Posizione condivisa dagli esperti della Società italiana di endocrinologia (Sie) che, in occasione del congresso nazionale tenutosi la scorsa settimana a Roma, propongono di rivedere le attuali linee guida italiane sull’obesità integrando il calcolo dell’Indice di massa corporea con altri parametri, in particolare la misura del girovita per ridurre gli errori nella diagnosi.

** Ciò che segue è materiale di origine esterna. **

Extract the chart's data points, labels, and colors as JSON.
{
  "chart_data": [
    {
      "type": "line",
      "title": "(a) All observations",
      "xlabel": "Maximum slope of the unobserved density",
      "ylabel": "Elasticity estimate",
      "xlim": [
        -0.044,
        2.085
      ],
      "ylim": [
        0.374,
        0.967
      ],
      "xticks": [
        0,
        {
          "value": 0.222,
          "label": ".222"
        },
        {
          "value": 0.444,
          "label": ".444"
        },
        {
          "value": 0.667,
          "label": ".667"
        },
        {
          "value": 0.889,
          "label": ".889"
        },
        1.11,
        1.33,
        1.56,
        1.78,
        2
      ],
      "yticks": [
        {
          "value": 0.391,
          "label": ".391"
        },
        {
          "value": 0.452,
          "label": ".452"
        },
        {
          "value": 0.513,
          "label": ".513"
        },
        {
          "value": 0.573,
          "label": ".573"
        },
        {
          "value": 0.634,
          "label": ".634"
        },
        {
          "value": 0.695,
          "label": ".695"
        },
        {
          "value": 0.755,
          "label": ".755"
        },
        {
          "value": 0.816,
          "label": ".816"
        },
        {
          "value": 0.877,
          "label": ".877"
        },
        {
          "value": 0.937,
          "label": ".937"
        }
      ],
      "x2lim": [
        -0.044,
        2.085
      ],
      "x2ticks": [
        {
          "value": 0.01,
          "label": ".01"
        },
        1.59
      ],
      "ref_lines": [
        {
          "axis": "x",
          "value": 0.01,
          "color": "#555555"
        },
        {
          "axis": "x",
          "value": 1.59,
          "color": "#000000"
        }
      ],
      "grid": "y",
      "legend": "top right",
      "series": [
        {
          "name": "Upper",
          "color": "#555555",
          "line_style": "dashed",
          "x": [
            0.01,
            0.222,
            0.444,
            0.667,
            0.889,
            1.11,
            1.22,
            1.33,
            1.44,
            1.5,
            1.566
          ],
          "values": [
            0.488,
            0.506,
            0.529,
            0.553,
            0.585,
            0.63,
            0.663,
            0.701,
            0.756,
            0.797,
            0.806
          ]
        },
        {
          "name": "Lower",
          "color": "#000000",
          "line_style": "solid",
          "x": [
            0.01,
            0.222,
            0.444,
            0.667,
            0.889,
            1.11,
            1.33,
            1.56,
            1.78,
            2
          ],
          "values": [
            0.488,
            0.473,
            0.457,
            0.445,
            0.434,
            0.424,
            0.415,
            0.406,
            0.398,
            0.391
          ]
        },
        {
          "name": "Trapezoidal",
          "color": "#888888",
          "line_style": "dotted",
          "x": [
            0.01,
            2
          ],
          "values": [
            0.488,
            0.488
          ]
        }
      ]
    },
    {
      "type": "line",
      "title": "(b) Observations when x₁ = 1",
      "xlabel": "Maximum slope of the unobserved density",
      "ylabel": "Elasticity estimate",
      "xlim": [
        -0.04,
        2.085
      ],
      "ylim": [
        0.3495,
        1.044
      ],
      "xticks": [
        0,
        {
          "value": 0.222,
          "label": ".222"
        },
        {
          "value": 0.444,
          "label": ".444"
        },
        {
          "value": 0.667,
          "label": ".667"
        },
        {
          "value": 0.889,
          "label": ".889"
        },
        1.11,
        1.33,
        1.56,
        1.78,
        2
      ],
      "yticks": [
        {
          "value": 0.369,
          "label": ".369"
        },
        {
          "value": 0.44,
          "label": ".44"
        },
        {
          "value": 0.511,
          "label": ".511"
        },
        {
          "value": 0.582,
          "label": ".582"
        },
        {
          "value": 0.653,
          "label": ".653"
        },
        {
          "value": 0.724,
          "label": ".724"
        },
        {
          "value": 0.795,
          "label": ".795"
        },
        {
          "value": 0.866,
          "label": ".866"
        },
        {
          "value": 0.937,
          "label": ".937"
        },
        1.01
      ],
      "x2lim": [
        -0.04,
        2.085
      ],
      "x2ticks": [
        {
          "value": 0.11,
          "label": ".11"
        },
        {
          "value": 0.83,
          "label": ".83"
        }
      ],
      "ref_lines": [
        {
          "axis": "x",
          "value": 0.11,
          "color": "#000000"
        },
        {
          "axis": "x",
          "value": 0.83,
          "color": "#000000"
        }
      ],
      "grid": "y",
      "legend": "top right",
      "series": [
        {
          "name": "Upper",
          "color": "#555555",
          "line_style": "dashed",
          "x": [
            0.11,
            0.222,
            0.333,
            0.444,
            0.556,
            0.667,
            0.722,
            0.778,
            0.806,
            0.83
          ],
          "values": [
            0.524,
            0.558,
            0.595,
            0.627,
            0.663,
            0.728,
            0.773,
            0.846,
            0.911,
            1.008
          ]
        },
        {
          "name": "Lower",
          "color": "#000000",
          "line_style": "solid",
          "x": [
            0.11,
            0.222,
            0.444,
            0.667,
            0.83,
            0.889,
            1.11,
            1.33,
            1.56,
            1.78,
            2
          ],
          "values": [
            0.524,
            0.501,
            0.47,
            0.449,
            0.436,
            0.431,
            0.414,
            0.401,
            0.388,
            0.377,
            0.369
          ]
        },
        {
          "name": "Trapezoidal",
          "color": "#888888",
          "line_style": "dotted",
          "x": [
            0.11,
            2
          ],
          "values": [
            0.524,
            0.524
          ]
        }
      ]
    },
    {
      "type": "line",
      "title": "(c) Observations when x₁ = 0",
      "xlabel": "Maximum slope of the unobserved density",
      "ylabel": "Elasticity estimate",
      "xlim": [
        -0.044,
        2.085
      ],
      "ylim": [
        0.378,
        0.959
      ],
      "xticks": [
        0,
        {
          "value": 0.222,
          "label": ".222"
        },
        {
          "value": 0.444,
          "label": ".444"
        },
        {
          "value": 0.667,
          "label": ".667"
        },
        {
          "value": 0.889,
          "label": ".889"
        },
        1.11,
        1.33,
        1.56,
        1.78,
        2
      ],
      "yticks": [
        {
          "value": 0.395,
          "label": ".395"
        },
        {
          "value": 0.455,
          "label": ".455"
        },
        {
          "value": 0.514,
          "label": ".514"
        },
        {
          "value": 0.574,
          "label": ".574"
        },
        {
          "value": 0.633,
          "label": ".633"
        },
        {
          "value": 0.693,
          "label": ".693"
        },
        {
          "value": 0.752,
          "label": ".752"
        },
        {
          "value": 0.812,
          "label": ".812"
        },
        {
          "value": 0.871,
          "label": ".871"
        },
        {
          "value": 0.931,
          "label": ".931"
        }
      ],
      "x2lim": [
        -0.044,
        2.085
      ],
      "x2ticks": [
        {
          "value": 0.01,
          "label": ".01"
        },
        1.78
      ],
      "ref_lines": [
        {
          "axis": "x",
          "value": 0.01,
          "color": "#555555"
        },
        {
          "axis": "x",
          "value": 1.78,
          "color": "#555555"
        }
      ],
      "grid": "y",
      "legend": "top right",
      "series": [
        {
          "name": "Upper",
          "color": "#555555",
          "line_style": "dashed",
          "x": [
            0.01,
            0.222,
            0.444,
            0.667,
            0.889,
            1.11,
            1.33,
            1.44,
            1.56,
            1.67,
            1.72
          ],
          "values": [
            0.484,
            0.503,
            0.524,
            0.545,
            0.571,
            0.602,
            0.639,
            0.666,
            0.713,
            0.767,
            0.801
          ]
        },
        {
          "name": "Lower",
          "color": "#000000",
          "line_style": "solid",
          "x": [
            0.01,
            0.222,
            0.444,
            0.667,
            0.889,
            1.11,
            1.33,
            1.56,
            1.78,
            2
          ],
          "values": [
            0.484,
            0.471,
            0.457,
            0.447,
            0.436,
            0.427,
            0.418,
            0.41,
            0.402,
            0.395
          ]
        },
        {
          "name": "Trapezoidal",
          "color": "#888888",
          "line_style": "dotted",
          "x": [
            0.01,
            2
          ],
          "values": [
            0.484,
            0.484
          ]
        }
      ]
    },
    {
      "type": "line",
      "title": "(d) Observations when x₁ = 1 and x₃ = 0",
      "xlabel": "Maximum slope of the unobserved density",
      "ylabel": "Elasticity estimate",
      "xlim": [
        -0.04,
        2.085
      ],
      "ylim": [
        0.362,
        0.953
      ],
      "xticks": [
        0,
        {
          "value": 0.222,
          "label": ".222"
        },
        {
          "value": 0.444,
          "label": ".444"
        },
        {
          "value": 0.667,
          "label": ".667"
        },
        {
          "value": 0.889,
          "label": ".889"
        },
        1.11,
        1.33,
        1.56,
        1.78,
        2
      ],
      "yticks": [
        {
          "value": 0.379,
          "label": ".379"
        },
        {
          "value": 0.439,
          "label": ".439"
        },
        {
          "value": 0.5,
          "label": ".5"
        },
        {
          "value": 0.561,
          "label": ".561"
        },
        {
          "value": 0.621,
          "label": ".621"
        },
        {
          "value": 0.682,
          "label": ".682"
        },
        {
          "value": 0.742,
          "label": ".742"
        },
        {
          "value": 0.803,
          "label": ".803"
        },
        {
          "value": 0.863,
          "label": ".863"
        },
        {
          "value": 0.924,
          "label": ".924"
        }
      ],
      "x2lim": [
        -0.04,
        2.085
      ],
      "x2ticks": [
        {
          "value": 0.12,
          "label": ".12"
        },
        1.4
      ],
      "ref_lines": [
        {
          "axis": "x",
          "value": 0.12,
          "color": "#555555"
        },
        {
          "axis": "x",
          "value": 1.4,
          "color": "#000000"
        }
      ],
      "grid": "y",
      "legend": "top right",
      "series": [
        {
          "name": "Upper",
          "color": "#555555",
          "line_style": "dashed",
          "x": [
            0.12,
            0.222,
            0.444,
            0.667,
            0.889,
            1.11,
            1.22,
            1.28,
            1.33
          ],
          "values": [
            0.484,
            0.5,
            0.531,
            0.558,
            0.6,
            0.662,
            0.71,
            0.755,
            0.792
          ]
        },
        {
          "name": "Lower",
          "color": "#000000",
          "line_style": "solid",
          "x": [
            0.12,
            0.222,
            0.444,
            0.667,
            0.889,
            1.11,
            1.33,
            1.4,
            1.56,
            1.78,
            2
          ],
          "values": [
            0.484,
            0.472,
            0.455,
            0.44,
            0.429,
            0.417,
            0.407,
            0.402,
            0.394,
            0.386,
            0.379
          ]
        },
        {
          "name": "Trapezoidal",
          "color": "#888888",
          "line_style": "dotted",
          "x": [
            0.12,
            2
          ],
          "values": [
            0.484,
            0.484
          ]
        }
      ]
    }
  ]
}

A sostegno della tesi, un recente studio americano presentato a Endo 2023, meeting annuale dell’Endocrine Society appena chiuso a Chicago. Si tratta di una ricerca della Rutgers University su 9.784 adulti di età compresa tra i 20 e i 59 anni, classificati come obesi sulla base dei risultati della Dexa (Assorbimetria raggi x a doppia energia), esame in grado di stimare accuratamente la composizione corporea. I risultati hanno mostrato che ben il 53% dei soggetti è sfuggito alla diagnosi quando valutati solamente con il Bmi. In pratica, basando la valutazione solo sul Bmi, oltre la metà dei partecipanti obesi ha ottenuto come risultato un falso negativo.
“Secondo i dati dello studio, l’utilizzo esclusivo del Bmi porterebbe a classificare erroneamente come non obesi milioni di americani perché basare la diagnosi di obesità solo su questo parametro biometrico, espresso come il rapporto tra peso e altezza, conduce a sbagliare metà delle diagnosi e a sottovalutare il peso nel 53% dei casi e, di conseguenza, a trascurare interventi terapeutici e cambiamenti nello stile di vita necessari per la salute”, sottolinea Anna Maria Colao, già presidente Sie e ordinario di Endocrinologia all’Università Federico II di Napoli. “Da diversi anni gli esperti si interrogano sull'affidabilità e l'accuratezza del Bmi nel classificare le persone obese. Utilizzare la Dexa come strumento di screening è poco realistico perché economicamente insostenibile. Per questo gli scienziati sono impegnati da tempo nella ricerca di nuovi criteri semplici, economici e più attendibili. Questo non significa che dobbiamo rinunciare definitivamente al Bmi, che può avere un certo grado di affidabilità e utilità negli studi di popolazione per lo screening dell'obesità. Ma è importante che gli specialisti ne comprendano i limiti dell'utilizzo nel singolo individuo. Il Bmi, insieme alla misura del grasso viscerale e della massa grassa relativa, potrebbe ridurre gli errori, consentendo una più precisa individuazione delle persone obese”.